Transpower must listen to its boss and not appeal

Wednesday 3 October 2012, 3:10PM
By Federated Farmers of New Zealand

After the second consecutive district plan success against Transpower’s ‘buffer zones’, this time in Waimate District, Federated Farmers is calling on Transpower to call off its expensive lawyers and instead read the writings of its own Chief Executive.

"I hate to think how much Transpower’s corporate lawyers are costing them because so far, they are zero for two against Federated Farmers," says Colin Hurst, Federated Farmers Waimate Districts branch chairperson.

"If you are a landowner and not a member of Federated Farmers, you seriously need to let the moths out of your wallet because this result sums up what we are all about.

“Following the result in Western Bay District, led by Federated Farmers Bay of Plenty, the Waimate District Council has agreed with Federated Farmers over Transpower.

“We said Transpower’s demand for buffer zones around its towers, equivalent to an 11-storey building lying on its side, was pretty much not needed.

“Everything is easily covered off by an advice note in the District Plan referring to the existing Code of Practice for Electrical Safety Distances.  For those who want to read it, it is NZECP34:2001 and it is fairly comprehensive.

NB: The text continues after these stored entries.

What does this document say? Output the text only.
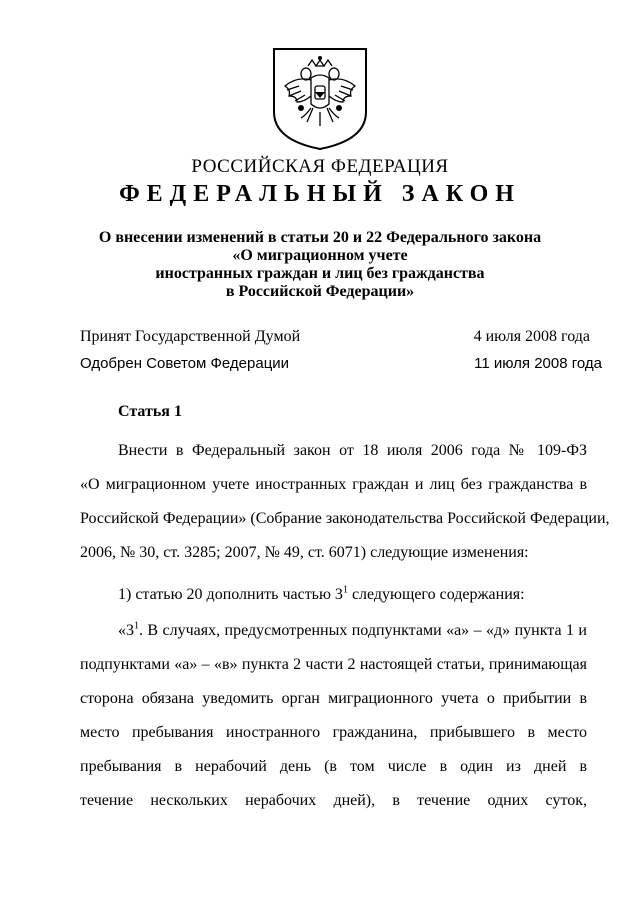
РОССИЙСКАЯ ФЕДЕРАЦИЯ
ФЕДЕРАЛЬНЫЙ ЗАКОН
О внесении изменений в статьи 20 и 22 Федерального закона
«О миграционном учете
иностранных граждан и лиц без гражданства
в Российской Федерации»
Принят Государственной Думой	4 июля 2008 года
Одобрен Советом Федерации	11 июля 2008 года
Статья 1
Внести в Федеральный закон от 18 июля 2006 года № 109-ФЗ
«О миграционном учете иностранных граждан и лиц без гражданства в
Российской Федерации» (Собрание законодательства Российской Федерации,
2006, № 30, ст. 3285; 2007, № 49, ст. 6071) следующие изменения:
1) статью 20 дополнить частью $3^1$ следующего содержания:
«$3^1$. В случаях, предусмотренных подпунктами «а» – «д» пункта 1 и
подпунктами «а» – «в» пункта 2 части 2 настоящей статьи, принимающая
сторона обязана уведомить орган миграционного учета о прибытии в
место пребывания иностранного гражданина, прибывшего в место
пребывания в нерабочий день (в том числе в один из дней в
течение нескольких нерабочих дней), в течение одних суток,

“It seemed to us Transpower was trying to grab control over a massive amount of land via the district plan process.  Imagine the width of Eden Park’s playing surface and stretch that the length and breadth of New Zealand.

“Given the company doesn’t pay rental for much of its tower infrastructure, it is insulting to then make ratepayers pay the cost of being its watchdog.  More so when the Code of Practice for Electrical Safety Distances spells everything out in black and white

“That is why Transpower must take a deep breath.  They need to read what Patrick Strange, Transpower’s Chief Executive, penned in Straight Furrow on 21 August.

“He said, “It is the responsibility of each council, not Transpower, to establish its own buffer corridor rules.  Our recommendation is…”

“Clearly, councils are saying the Code of Practice for Electrical Safety Distances is good enough for them and we agree.  If it is only a recommendation, why is Transpower sending in the expensive suits to appeal when they don’t get their own way?

“Come on Transpower and listen to your boss.  If you are recommending distances as your CEO clearly wrote, don’t force the cost of an appeal upon ratepayers. Otherwise, it is a government owned company taking on taxpayers and that does not sit right,” Mr Hurst concluded.